Dieser Mann paßte nicht in seine Zeit, nicht unter die Pygmäen seines Jahrhunderts. Furchtsam blickten sie an ihm hinauf; alle Klassen der feilen Rotte zitterten bei dem bloßen Namen Pitt. Freilich besitzt er die Verdienste eines guten, freundlichen Mannes nicht; diese sind nur für Menschen von minderer Größe. Unempfindlich gegen die sanfteren Freuden des häuslichen Glücks, sah er unverwandt auf Britanniens Schicksal, trat unter seine Helden und Gesetzgeber hin und entschied's.
Seine Beredsamkeit war leicht und helle und drückte die erhabensten Empfindungen durch gemeine Redensarten aus.

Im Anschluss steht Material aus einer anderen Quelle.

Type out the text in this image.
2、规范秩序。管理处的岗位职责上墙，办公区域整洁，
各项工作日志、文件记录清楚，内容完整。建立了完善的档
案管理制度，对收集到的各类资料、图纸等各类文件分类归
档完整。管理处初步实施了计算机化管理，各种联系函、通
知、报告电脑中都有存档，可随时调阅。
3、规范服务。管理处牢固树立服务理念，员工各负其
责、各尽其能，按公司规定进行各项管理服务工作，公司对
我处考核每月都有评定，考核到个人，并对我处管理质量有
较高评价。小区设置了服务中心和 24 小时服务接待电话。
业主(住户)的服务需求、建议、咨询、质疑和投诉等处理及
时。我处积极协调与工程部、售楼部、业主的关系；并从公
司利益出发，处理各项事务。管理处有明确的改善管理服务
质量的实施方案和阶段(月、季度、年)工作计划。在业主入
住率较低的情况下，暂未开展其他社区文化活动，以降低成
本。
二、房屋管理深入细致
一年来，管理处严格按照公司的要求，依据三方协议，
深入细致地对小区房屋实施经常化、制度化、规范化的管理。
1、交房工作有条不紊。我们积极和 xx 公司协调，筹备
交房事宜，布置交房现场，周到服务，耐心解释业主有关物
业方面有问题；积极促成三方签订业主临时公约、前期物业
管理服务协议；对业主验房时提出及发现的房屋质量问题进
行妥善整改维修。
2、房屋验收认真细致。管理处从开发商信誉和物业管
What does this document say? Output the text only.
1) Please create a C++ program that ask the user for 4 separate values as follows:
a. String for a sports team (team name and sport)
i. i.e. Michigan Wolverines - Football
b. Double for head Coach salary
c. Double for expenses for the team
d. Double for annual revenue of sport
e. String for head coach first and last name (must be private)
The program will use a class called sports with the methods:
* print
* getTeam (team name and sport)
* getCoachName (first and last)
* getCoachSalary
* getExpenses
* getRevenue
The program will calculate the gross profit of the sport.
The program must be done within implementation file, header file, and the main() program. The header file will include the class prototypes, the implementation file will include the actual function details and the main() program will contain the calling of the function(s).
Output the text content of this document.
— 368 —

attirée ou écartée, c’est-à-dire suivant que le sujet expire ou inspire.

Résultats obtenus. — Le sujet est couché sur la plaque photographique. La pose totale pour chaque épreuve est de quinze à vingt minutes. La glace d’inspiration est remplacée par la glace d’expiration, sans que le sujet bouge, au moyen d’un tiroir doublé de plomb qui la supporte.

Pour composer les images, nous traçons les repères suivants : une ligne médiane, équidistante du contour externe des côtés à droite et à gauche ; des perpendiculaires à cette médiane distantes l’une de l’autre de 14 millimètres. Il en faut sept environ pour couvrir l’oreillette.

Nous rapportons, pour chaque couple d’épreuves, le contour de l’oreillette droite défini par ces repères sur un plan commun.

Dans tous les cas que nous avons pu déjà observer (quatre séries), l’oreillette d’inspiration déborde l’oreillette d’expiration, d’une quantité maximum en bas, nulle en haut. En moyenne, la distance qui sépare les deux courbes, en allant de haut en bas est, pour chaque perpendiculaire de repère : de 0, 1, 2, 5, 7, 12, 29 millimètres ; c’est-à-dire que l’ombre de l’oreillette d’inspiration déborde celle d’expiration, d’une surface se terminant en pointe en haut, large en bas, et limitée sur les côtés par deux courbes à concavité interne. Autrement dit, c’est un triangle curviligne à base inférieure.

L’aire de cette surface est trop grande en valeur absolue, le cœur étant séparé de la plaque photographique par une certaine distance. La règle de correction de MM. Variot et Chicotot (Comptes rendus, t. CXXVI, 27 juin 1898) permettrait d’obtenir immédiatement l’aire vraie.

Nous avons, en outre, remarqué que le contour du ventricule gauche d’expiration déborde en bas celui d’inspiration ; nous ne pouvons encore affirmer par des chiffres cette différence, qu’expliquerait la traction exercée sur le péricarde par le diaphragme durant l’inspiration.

Sie war weder dem reißenden Strom des Demosthenes noch der verzehrenden Flamme des Tullius ähnlich, sondern sie glich zuweilen dem Donner, zuweilen der Musik der Sphären. Er verleitete, fesselte den Verstand nicht durch mühsam verkettete Schlüsse wie Mansfield; er war nie, wie Townshend, auf der Folter, um Witz und Talente zu zeigen: sondern er umstrahlte den Gegenstand und traf sicher den Punkt durch den Blitz seines Geistes, den man, wie den Blitz seiner Augen, nur empfindet, nicht beschreibt. Er konnte nach Willkür umbilden, erschaffen, zerstören. Er hätte ein wildes Volk unter Ordnung und Gesetze vereinigt. Er verstand's, ein freies Volk wie Sklaven zu beherrschen, ein Reich zu gründen oder zu vernichten und einen Streich zu schlagen, der durch die Welt widerhallte. Bis hieher gehören einige Züge einem englischen Schriftsteller.
So war Pitt im letzten Krieg. Und wer konnte widerstehn, als er in der Toga stand und für die Kolonien gegen die Stempelakte sprach: »Eure Herrschaft über Amerika ist unumschränkt, wenn es auf Regierung, auf Gesetzgebung ankömmt, aber ihr seid nicht befugt, Steuern von den Kolonisten zu fordern. Sie haben mit uns gleichen Anspruch auf die Rechte der Menschheit, auf die Rechte von England; sie sind keine Hurenkinder, sondern eure Söhne. In unserm Vaterland ist das Recht, Steuern aufzulegen, weder ein Teil der regierenden noch der gesetzgebenden Macht; Steuern sind ein freies Geschenk der Gemeinen. Dieses Haus stellt die Gemeinen vor; darum geben und bewilligen wir, was wir geben können, unser Eigentum. Aber wenn wir dem König Steuern von Amerika bewilligen, so bewilligen Seiner Majestät Gemeinen von Großbritannien – unser Eigentum? nein, das Eigentum Seiner Majestät Gemeinen in Amerika. Einige sagen, die Kolonisten werden virtualiter durch dieses Haus repräsentiert. Ich frage, durch wen? durch Abgeordnete irgendeines Distrikts, irgendeiner Stadt – wo sind sie? ein verächtlicher Einfall, der keine Widerlegung verdient. Warum wollt ihr unmittelbar in der Tasche eurer Brüder plündern? Steuern sie nicht mittelbar beschwerlicher als wir durch eure Monopolien? Müssen sie nicht alles von euch, so teuer als ihr wünschet, kaufen? Alles an euch, so wohlfeil als ihr's wollt, verkaufen? Dürfen sie den Segen ihres Landes und die Früchte ihres Fleißes irgend jemand anbieten? Ihr erlaubt keinem Volke der Erde, auf diesem Markt neben euch zu stehn. Man erzählt uns, daß Amerika hartnäckig ist, daß es einen öffentlichen Aufruhr gewagt hat. Ich, meine Landsleute – ich freue mich, daß es widersteht. Drei Millionen Menschen, die sich freiwillig unter die Knechtschaft beugten, würden künftig taugliche Werkzeuge sein, auch uns das Joch auf den Nacken zu heften. Seit König William hat kein Minister den fürchterlichen Plan gewagt; er war unsern Zeiten vorbehalten.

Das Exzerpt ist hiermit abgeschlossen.